Centre for eResearch machine learning service
Sina Masoud-Ansari, Research IT Specialist, Centre for eResearch
Figure 1. Machine Learning as a Service (MLaaS) prototype website. Currently creates a Jupyter Notebook environment on request with all the tools required for popular deep learning workflows.
The initiative
There has been significant growth in interest around machine learning and its applications to research. This has largely been driven by advances in algorithms, particularly in neural networks where the use of Graphics Processing Units (GPUs) has reduced the time to train complex or ‘deep’ neural networks by orders of magnitude. With the rise of ‘big data’, researchers are increasingly finding opportunities to apply these methods to deliver new insights.
Machine learning is often useful when explicit formal models are difficult to develop, for example, a model to identify human faces. Whereas in the past, researchers would ‘tell’ the computer what features to look for, machine learning takes the opposite approach and attempts to ‘learn’ appropriate features based on successive attempts at guessing the correct answer and adjusting to reduce mistakes.
Examples of research in this area that the Centre of eResearch is supporting include using machine learning to improve modelling of financial markets, developing intelligent question/answer systems for understanding text and developing predictors of heart disease based on the shape of coronary arteries. In order to support these and future projects, CeR has initiated a Machine Learning Service to cater to a wide range of needs and experience levels at the University.
Powerful graphics cards are crucial to this type of research and can be difficult to get hold of in sufficient quantities. In addition, the software stack required to run these workflows can be barrier for researchers who are curious about using these tools but do not have the expertise or time to set up the required environment.

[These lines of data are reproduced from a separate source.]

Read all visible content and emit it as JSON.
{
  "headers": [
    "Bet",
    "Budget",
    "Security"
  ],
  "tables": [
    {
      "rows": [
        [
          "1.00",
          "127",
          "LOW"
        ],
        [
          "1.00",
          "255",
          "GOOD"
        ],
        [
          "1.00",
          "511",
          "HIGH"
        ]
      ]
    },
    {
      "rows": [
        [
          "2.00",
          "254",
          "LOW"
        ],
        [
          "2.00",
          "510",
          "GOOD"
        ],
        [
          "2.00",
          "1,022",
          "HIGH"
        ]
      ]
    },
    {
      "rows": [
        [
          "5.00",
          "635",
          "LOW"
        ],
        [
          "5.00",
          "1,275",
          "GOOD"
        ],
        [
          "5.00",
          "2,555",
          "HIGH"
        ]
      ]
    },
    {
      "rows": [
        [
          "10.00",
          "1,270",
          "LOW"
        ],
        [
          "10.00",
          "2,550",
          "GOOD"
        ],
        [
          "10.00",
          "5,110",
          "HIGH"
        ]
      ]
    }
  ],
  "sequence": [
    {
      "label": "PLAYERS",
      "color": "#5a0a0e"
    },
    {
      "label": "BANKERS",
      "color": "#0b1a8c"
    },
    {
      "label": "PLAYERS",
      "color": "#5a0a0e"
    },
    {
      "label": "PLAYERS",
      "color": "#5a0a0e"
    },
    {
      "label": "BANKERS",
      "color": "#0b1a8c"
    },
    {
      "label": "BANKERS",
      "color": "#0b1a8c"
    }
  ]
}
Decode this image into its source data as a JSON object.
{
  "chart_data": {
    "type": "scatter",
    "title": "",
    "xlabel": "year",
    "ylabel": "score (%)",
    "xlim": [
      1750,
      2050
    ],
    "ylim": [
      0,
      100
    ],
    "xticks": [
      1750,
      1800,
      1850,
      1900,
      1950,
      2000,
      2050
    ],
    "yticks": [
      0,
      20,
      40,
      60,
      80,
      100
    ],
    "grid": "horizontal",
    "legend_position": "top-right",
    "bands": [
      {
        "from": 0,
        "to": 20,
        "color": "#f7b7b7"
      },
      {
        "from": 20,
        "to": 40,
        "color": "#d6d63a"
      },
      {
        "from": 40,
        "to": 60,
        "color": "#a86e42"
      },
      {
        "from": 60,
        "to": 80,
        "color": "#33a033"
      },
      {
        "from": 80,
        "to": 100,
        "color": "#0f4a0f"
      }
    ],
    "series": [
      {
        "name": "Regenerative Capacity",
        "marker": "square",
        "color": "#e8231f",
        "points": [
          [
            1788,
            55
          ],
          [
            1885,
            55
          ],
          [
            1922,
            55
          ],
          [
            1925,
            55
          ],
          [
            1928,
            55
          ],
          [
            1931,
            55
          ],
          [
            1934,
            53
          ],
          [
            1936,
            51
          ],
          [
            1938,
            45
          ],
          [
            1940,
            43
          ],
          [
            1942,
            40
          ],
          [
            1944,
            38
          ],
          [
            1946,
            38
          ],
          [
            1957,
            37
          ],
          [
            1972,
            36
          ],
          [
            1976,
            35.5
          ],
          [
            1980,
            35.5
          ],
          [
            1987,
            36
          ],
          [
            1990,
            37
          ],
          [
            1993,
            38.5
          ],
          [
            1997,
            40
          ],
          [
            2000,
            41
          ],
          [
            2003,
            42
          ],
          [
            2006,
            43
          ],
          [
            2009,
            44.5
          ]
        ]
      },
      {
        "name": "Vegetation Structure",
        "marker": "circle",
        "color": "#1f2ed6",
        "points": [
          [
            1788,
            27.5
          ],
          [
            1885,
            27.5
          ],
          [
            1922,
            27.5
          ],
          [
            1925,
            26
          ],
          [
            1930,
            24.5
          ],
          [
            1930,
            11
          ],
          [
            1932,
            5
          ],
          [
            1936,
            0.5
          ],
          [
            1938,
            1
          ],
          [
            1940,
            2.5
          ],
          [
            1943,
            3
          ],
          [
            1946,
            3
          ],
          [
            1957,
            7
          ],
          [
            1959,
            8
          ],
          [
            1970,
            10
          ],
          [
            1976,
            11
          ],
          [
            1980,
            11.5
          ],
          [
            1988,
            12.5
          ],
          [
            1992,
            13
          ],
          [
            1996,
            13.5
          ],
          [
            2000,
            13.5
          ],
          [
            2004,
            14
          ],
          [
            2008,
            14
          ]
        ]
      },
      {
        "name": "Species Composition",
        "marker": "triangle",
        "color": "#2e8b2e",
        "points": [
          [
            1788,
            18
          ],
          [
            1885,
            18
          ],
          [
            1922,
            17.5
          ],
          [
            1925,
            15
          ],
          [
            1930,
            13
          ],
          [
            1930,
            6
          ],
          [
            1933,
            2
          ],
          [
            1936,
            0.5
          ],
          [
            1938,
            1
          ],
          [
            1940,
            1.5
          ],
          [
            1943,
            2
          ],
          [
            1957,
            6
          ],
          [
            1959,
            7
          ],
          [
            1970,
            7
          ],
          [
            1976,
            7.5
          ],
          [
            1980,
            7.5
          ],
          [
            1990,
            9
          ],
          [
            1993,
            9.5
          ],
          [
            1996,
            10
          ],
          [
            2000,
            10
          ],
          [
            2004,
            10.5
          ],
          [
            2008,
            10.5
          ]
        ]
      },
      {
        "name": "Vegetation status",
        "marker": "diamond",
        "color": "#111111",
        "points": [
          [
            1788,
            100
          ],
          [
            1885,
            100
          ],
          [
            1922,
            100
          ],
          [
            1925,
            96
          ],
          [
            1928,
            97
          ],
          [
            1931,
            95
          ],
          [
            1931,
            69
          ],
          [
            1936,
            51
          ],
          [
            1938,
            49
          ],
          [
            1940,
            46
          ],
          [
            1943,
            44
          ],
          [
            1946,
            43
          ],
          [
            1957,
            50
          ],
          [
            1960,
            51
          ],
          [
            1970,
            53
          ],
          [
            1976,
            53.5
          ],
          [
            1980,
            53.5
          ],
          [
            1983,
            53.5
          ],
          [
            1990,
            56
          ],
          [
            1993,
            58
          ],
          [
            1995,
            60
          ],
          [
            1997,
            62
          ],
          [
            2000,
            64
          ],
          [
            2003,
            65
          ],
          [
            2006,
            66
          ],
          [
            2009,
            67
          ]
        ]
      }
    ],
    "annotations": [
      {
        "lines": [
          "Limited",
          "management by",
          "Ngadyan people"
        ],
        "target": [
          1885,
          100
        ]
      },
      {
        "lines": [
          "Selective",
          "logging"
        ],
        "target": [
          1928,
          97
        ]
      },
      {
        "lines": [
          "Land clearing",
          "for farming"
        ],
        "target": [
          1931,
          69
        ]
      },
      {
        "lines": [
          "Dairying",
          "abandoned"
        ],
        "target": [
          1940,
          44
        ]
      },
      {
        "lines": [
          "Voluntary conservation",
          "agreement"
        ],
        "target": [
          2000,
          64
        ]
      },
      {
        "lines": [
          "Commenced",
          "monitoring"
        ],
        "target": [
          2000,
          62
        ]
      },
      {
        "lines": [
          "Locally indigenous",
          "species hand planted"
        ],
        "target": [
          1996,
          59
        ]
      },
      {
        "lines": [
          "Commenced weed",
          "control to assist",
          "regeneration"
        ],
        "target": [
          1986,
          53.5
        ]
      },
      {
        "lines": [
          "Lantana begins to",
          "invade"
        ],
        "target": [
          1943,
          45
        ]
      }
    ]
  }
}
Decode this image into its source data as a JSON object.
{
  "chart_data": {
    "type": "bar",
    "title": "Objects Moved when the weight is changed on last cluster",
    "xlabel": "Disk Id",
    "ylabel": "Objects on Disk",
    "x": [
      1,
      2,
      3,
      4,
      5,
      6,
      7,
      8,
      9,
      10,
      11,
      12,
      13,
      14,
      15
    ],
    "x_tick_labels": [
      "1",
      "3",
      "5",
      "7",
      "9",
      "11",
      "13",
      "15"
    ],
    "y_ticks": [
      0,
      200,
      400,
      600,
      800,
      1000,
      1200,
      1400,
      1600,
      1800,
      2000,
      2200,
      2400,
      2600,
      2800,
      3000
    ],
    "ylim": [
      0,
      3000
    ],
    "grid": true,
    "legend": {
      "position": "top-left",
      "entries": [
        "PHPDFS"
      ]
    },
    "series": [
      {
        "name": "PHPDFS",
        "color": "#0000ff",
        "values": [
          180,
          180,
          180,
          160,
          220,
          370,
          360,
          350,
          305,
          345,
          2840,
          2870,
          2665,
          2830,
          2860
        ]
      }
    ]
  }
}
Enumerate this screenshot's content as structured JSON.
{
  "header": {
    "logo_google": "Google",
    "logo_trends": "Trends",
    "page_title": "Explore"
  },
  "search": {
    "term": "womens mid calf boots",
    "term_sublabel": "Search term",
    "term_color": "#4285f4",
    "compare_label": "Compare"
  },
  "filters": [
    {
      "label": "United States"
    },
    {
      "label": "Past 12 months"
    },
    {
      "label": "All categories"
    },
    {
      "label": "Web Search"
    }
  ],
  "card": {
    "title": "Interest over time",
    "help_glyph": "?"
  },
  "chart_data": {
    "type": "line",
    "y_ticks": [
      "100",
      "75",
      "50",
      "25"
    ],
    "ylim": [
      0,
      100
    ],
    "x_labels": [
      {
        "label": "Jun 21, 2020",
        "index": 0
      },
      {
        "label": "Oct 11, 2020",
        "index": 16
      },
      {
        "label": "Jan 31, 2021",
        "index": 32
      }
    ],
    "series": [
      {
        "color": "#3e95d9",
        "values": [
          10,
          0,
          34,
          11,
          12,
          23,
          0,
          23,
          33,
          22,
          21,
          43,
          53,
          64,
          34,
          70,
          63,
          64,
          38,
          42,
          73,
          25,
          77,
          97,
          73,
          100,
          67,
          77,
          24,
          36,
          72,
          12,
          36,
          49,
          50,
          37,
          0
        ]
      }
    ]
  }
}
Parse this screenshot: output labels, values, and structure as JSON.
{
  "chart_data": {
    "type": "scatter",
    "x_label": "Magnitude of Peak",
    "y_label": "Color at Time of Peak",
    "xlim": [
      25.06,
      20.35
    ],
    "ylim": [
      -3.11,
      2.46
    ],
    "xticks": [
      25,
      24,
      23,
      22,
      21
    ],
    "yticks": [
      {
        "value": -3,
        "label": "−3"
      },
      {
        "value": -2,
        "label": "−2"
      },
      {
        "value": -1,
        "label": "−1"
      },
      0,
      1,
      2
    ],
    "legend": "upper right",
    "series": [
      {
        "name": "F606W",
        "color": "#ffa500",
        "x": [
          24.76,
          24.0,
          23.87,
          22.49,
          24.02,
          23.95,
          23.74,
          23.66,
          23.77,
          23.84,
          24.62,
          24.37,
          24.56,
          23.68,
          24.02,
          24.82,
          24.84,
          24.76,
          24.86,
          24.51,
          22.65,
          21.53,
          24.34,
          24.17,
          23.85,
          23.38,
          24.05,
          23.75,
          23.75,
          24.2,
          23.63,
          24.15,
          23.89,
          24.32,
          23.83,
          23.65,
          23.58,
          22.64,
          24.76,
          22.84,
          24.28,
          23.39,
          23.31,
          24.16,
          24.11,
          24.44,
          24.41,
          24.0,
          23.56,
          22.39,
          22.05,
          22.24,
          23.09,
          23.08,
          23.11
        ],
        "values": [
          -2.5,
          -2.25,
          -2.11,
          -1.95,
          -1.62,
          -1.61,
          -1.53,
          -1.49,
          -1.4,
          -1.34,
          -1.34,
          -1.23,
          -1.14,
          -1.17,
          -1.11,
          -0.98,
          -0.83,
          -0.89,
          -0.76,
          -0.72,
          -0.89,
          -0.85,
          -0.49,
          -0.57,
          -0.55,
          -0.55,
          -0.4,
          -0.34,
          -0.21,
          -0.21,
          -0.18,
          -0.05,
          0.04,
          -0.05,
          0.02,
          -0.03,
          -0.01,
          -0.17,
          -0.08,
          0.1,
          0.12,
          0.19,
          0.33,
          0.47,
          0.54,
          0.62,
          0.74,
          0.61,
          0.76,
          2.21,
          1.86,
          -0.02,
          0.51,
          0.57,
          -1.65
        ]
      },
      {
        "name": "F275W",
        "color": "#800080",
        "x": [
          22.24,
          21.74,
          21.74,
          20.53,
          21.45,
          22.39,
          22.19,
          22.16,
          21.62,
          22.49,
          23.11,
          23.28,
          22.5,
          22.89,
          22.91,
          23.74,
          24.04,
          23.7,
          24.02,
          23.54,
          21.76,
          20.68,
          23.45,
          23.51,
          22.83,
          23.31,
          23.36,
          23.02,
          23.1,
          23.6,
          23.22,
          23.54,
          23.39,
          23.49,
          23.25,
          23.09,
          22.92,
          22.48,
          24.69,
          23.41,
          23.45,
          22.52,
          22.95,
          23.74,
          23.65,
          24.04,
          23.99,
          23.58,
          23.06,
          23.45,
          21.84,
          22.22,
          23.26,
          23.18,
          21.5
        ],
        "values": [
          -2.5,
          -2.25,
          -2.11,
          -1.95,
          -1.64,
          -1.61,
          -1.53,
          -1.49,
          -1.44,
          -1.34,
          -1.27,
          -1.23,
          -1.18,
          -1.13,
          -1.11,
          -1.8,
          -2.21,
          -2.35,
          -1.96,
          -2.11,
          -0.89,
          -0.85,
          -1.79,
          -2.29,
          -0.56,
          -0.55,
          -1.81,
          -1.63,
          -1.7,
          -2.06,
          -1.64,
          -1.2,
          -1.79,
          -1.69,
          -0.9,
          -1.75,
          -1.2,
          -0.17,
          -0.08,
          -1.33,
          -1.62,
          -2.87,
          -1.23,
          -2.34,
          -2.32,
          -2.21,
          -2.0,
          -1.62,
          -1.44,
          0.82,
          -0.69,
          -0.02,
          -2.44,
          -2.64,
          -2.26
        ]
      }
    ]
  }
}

Self-service booking portal
To make it easier for researchers to experiment with machine learning and ‘deep learning’ in particular, we are developing a self service booking portal where researchers can request time on computers with powerful hardware and have a fully capable Jupyter Notebook environment available to them with all the required tools (Figure 1). Our self-service notebooks are hosted in the University’s Docker containers which allow each researcher to have an isolated computing environment on the shared system. This system was successfully trialled at the Winter Boot Camp in July where we ran an introduction to machine learning workshop with 40 participants working concurrently on the system (Figure 2). The benefit of using Docker containers in research is also in their reproducibility, where each instance has the same container operating system and libraries. This is helpful when researchers need to publish or replicate their workflows.
What more can CeR help with
For more experienced researchers or for those who would like require more control over their computing environment, we offer remote access to a shared Linux server with powerful GPUs and fast SSD based storage for demanding workflows. Researchers can customise this environment to suit their needs, and the Centre provides additional support in installing libraries and additional software required for machine learning. For researchers looking to run large scale projects using multiple GPUs, we are planning to offer access to the Nectar research cloud where we have a large memory server with four GPUs. Our plan is to allow researchers to request virtual machines on the Nectar system where they can select the number of GPUs they would like to use.
Figure 2. An example of a Jupyter Notebook running via the MLaaS prototype. The Notebook covers an introduction to neural networks for image recognition used as part of the Winter Bootcamp machine learning workshop in July this year.
For most demanding workflows, we offer training and advice for researchers to help them make use of NeSI Pan cluster and its array of 20 GPUs ready machines. The Centre also has the capacity to support researchers development of machine learning approaches to solving research problems. For example, working with Dr. Susann Beier from the Faculty of Medical and Health Sciences, the Centre has started on a project exploring the applications of machine learning to improve segmentation of coronary arteries from medical images and exploring the potential of assessing coronary disease risk from the resultant 3D structures.